О, как она пленительно вульгарна. Ведь есть шармная вульгарность (не шарманная). Vulgar как Charmant. Ведь есть же? Отвратность жеста — как его (и мой) приворот. То есть все наоборот. Такая миленькая, переебанная такая всем на свете и везде, всюду — она невыносимо прекрасна.
У нее онемели колени. Она сползла с сального дырчатого дивана и загрохотала по полу, заскрипела, голосом показывая, как хорошо ей жить. И такая нега и такой покой был во всем: в открытом окне и размножающихся сумерках (вегетативно), и так сладко повторять: Лионелла, Лиомпа, люминька, ловеласы, Ривьеры, Лимпопо (сладко стало, да?).
Она нюхала жвачечную упаковку. Выспрашивала, что чем пахнет. Лимоном ли? — и снова гладила себя по бедрам. И просто так хорошо было, что казалось — от одного вида Ея — живешь, учишься, набираешься силы, свежей мысли, тепла, здоровья; и перекрестный огонь — минует, блин, тебя, и хочется встать под окном, крикнуть в зеркало окна и солнца (а асфальт мокрый):
— Выходи в резиночки прыга-а-а-ать! Э! В натуре! Ты кто! Шмарик! Вано! Кам хиа! Все уже просохло. Погода, бля, отличная…
И она прыгнет на тебя, как сплошное солнце.
Мы поедем с нею по шоссе: вперед, на работу.

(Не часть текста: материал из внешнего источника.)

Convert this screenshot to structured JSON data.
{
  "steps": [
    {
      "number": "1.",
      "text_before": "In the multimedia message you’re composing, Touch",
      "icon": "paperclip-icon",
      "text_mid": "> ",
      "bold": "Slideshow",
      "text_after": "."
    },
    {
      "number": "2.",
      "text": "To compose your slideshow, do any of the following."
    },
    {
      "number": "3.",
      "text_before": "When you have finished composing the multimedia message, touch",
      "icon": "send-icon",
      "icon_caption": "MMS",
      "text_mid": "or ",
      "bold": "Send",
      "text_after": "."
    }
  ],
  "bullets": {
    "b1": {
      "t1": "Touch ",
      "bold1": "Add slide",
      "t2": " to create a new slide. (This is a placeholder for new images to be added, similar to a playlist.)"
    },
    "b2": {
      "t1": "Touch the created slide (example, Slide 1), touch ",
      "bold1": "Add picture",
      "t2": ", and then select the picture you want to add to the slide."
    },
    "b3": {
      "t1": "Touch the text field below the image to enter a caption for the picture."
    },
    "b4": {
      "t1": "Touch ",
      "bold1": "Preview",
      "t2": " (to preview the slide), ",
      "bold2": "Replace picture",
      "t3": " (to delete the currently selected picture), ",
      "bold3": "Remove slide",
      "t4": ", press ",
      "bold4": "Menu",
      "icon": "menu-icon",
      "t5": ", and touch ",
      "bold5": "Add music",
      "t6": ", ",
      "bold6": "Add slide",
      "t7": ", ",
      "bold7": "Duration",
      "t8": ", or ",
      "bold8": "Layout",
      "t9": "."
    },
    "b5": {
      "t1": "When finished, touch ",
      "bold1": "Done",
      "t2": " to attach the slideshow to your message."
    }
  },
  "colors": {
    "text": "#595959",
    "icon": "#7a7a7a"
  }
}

И СОЛНЦУ ВСХОДИТЬ ПОМОГЛИ ЕГИПТЯНЕ СВОЕЮ МОЛИТВОЮ
Работа моя — нежная,
НИИ стыда, Podzasky motel,
every night — it’s my work.
Голубые по утрам (спят) высокие корпуса (по утрам) исполнены солнца. В придорожной пыли по обочинам дорог валяются пластмассовые и жестяные бутылки от колы, стеклянные — от водки, узорчатые салфетки с просохшим под первыми лучами солнца одеколоном — обязательно сладким, разные пакетики; в кюветах мальчики Пожарска, беленькие и хорошенькие, чуть еще подпорченные ранним траханьем в задницу — с таким целящимся взором, — собирают бутылки в длинные мешки.
Я сижу на раскладной полосатой скамеечке на обочине и говорю, то есть кричу:
— Э! Мальчик! — и тоже даю ему бутылку.
В жестяном подносе, тщательно промытом из канистры, я режу помидоры, и если бы мне быть чуть-чуть-чуть (и немало) потрезвее, мне пришел бы на ум Олеша со своим — ах, ну как же — Матисс — импрессионизмом пуантилистического толка. То есть импрессионизм при дискретности мышления. Но этих слов я уже не знаю, я знаю одно (один ряд): шлафн, дринкин, кола, виски, ресторан, сандук, ярак, баш, чин-чин, араба, 15$-20$-30$ или — ни хуя не вышло.
В густых зарослях бересклета, рябины, бузины, берез звонкие птички шепчутся между собой, сочная зелень манит, специально взращенная, да ходят проститутки 50-х годов, ставшие уборщицами территорий, но по-прежнему сохранившие разбросанность редких волос по синему халату. Они ходят в калошах и причудливо и ласково улыбаются молодым. А ты, с кувшином на голове, идешь в кустики.